Desde el parqué.- Una crisis existencial.

MADRID, 12 (OTR/PRESS)

El presidente del Consejo Europeo, Van Rompuy, decía hace unos días que el euro afronta una crisis existencial. Y no le falta razón, aunque él haya sido uno de los políticos de la casta europea que no ha sabido afrontar los problemas que se vienen produciendo desde hace años. Ahora, la zona euro está que arde. Presidentes que caen, gobiernos de concentración, elecciones anticipadas. Medidas a la desesperada, porque ha faltado el coraje de diseñar una política económica y fiscal y común que impidiera a los gobiernos engañar y jugar con el dinero, el futuro y las esperanzas de millones de ciudadanos.

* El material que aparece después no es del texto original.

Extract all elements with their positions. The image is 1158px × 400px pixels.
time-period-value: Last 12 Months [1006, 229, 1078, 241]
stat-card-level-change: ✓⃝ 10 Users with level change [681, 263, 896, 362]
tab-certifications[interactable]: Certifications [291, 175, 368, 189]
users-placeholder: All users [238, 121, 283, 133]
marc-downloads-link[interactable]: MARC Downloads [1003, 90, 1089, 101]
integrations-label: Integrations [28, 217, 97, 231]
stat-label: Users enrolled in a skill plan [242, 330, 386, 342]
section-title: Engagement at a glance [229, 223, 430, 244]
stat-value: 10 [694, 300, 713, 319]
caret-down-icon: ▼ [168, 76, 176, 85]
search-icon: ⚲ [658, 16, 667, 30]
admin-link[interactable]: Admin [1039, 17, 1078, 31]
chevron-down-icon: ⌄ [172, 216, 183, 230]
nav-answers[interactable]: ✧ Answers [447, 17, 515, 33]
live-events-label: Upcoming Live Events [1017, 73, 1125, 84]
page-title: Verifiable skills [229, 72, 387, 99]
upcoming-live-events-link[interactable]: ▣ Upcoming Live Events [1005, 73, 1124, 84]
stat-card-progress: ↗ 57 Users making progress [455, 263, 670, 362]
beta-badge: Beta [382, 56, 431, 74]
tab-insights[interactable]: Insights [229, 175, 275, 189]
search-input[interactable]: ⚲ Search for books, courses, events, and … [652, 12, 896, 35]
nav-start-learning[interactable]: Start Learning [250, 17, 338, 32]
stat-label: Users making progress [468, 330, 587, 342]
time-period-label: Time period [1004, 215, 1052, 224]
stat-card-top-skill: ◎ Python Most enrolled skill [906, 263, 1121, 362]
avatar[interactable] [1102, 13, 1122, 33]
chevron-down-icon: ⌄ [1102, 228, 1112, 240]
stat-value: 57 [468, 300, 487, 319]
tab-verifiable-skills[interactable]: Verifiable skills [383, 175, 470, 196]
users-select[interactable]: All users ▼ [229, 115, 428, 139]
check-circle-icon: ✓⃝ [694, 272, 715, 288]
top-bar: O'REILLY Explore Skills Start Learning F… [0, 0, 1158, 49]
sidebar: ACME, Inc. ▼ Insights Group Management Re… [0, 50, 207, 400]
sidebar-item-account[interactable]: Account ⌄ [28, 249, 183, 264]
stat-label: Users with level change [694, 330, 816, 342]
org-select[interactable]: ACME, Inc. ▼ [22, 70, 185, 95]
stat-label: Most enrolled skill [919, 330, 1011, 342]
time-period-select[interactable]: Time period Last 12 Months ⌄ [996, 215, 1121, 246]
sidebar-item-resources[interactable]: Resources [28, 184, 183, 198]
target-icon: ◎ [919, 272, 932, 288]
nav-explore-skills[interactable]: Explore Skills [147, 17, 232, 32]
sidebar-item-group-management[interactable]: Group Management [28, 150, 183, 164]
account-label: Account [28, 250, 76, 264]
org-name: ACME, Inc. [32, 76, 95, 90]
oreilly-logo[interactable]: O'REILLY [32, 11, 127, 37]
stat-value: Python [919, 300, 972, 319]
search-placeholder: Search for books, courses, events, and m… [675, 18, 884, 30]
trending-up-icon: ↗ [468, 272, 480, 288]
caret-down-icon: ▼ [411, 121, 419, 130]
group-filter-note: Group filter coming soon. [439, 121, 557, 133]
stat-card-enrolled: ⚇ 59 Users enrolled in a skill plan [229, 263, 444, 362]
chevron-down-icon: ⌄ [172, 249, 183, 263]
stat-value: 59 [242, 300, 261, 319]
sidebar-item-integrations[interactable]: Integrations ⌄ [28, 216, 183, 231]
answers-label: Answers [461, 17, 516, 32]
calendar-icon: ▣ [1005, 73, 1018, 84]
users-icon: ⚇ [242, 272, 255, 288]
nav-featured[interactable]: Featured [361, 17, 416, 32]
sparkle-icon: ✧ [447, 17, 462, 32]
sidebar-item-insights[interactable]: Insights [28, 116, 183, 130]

Se buscan desde hace meses soluciones, unas veces imaginativas otras imposibles o de consecuencias irreversibles. La imaginación va volando e igual se habla del Fondo de Rescate, como de los eurobonos, como de romper el euro en dos velocidades. El caso es que cada día que pasa la situación se agrava para unos, pero en realidad se agrava para todos. Grecia ya tiene un nuevo primer ministro; Italia va camino de ello; en España será en una semana. Pero, los mercados parecen querer más. Esta semana a cuenta de Italia el mercado de deuda de ese país y también de España ha vivido auténtico vértigo. Las bolsas han sufrido los envites de los inversores absolutamente despistados ya con lo que sucede por minutos. El IBEX español ha vivido una semana de montaña rusa, aunque al final casi la salva. El selectivo perdió 0,5 por ciento, tras el 3 por ciento ganado en la jornada del viernes.

No nos queda otra que ajustar los presupuestos. En este sentido, parece que Mariano Rajoy lo tiene claro. Habrá que ver lo que dejan en las arcas, las facturas sin pagar que habrá en los cajones. Ya el encargado de economía del PP, Cristóbal Montoro, habla de un déficit más cercano al 8 por ciento que al 6 por ciento que dice el gobierno. Claro que la situación es de emergencia y por eso tiene el PP todo el derecho democrático a ganar por mayoría absoluta y a gobernar sin apelar a la concentración que exige Durán, cuyo partido proporcionó a Zapatero el oxígeno suficiente para mantenerse casi dos años con las consecuencias que ello ha tenido para la economía española y los millones de parados y empresas que han desaparecido del mercado productivo. Ahora sí, parece que nos acercamos a unos días decisivos en, al menos tres países de la eurozona, que serán decisivos para el futuro de la Unión Europea.